Apple Silicon costs more than OpenRouter, says one developer. A blog post by William Angel concludes local inference on an M5 Max runs roughly 3× more expensive per million tokens and 3-7× slower than OpenRouter, with hardware depreciation dwarfing electricity. HN commenters dismantled the analysis on several fronts: it expenses the entire laptop against inference, uses high-end power estimates, and — most damningly — only measures output tokens. Agentic coding workloads are dominated by input tokens, which are effectively free locally. As one commenter pointed out, frontier providers are also selling at a loss, so today’s pricing isn’t a fair baseline for a five-year hardware comparison.

More MTP, more numbers. Following yesterday’s llama.cpp MTP merge, a follow-up PR landed that avoids unnecessary logit copies during prompt decode, and a benchmark thread on Qwen3.6 shows wildly varying results — 77 vs 27-30 tok/s on 27B Q5 for some, near-zero gain on 35B for others. Strix Halo users are reporting +10-15 tok/s gains. The recurring question is whether MTP’s token-generation wins justify the prompt-processing hit, which on some setups is severe.

AI won’t fix your broken process. A blog post arguing that AI won’t speed up software delivery because coding was never the bottleneck — unclear requirements were — got broad agreement on HN, with several commenters noting coding is well under half the actual work on most projects. The dissenting view: the post only considers AI’s impact on development, ignoring its effect on ideation, documentation, legal, and deployment. The best analogy in the thread: AI is a machine gun replacing a pistol — more firepower, harder to aim.

Raschka on what’s actually changing in transformers. Sebastian Raschka published a technical writeup on recent architecture work covering KV sharing and per-layer embeddings in Gemma 4, compressed convolutional attention in ZAYA1-8B, layer-wise attention budgeting in Laguna XS.2, and mHC with compressed attention in DeepSeek V4. It’s a clean tour of how labs are squeezing long-context efficiency out of the transformer block, driven by reasoning and agent workloads. Refreshingly free of benchmark cherry-picking.

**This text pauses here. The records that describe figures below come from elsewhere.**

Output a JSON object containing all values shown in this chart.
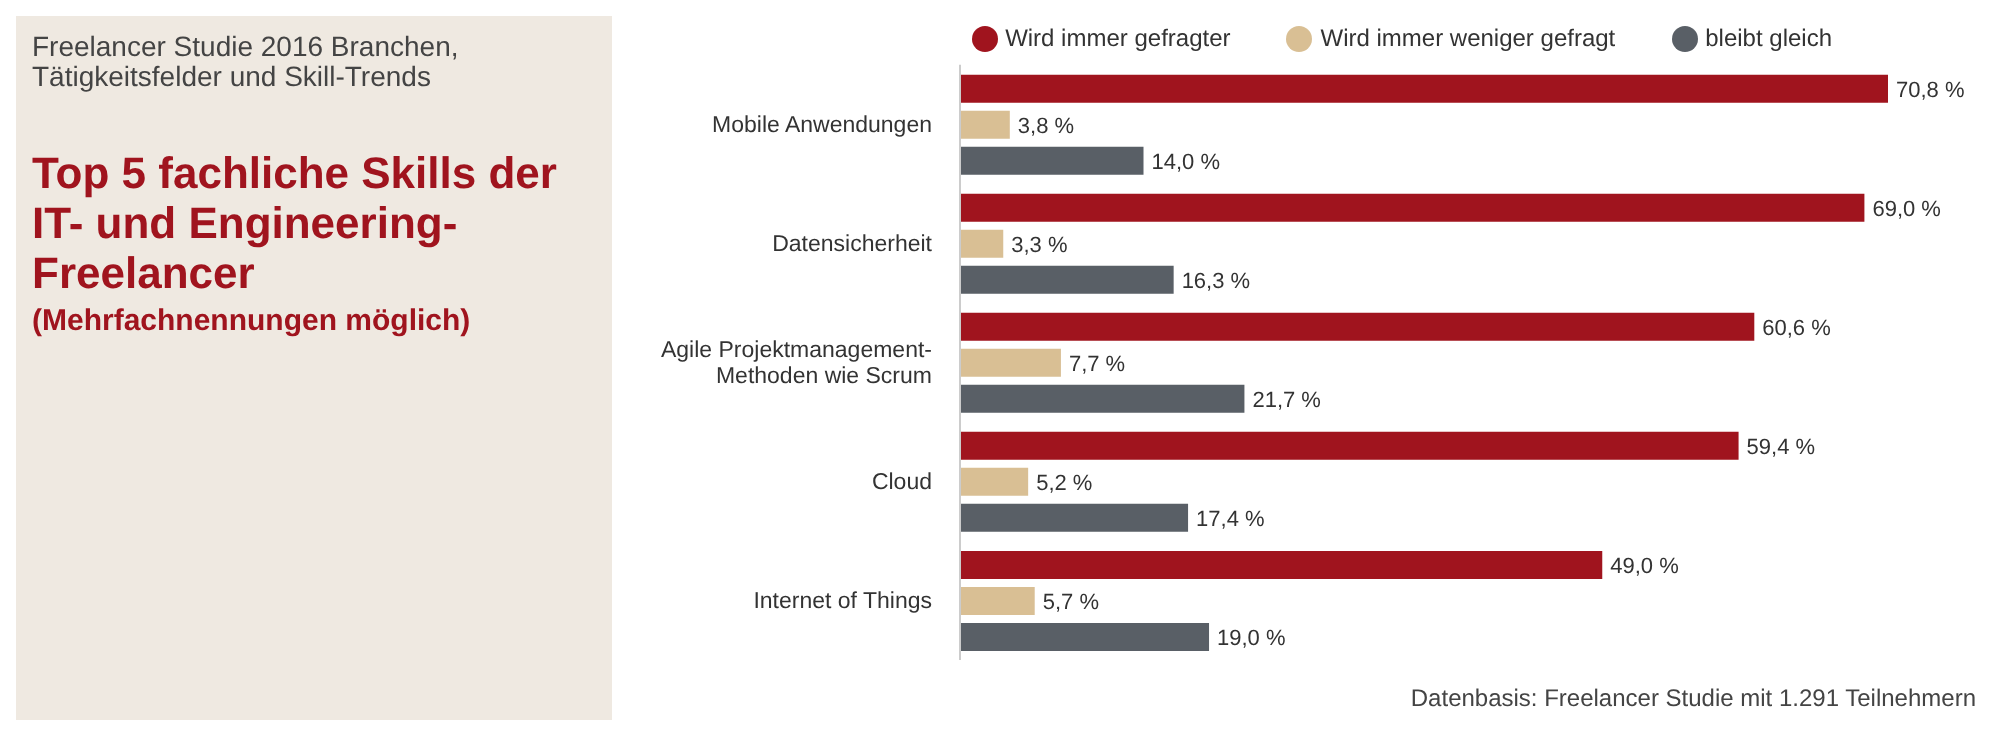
{
  "chart_data": {
    "type": "bar",
    "orientation": "horizontal",
    "title": "Top 5 fachliche Skills der IT- und Engineering-Freelancer",
    "subtitle": "(Mehrfachnennungen möglich)",
    "annotations": [
      "Freelancer Studie 2016 Branchen, Tätigkeitsfelder und Skill-Trends",
      "Datenbasis: Freelancer Studie mit 1.291 Teilnehmern"
    ],
    "categories": [
      "Mobile Anwendungen",
      "Datensicherheit",
      "Agile Projektmanagement-Methoden wie Scrum",
      "Cloud",
      "Internet of Things"
    ],
    "series": [
      {
        "name": "Wird immer gefragter",
        "color": "#a0141e",
        "values": [
          70.8,
          69.0,
          60.6,
          59.4,
          49.0
        ],
        "value_labels": [
          "70,8 %",
          "69,0 %",
          "60,6 %",
          "59,4 %",
          "49,0 %"
        ]
      },
      {
        "name": "Wird immer weniger gefragt",
        "color": "#d9bf94",
        "values": [
          3.8,
          3.3,
          7.7,
          5.2,
          5.7
        ],
        "value_labels": [
          "3,8 %",
          "3,3 %",
          "7,7 %",
          "5,2 %",
          "5,7 %"
        ]
      },
      {
        "name": "bleibt gleich",
        "color": "#595f66",
        "values": [
          14.0,
          16.3,
          21.7,
          17.4,
          19.0
        ],
        "value_labels": [
          "14,0 %",
          "16,3 %",
          "21,7 %",
          "17,4 %",
          "19,0 %"
        ]
      }
    ],
    "legend": "top right",
    "grid": false
  }
}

A WebGL face the community wants to adopt as a mascot. Someone asked Qwen3.5-122B to generate a photorealistic real-time human face in WebGL, and the result unsettled enough commenters that they’re now proposing to name it “NoBlink” and adopt it as the local-inference community monster. “I can’t tell what’s real and what isn’t anymore,” wrote one. Source code requests are piling up.

Siri gets auto-deleting chats. Apple’s revamped Siri, expected in iOS 27, will offer chat retention options of 30 days, one year, or indefinitely, The Verge reports. Apple is leaning hard on privacy as its differentiator even as it quietly routes some queries through Google’s Gemini, betting that anxiety over AI data practices will eventually outweigh capability gaps.

That’s it for this morning. If you’re benchmarking anything on an M5, please include your prefill numbers.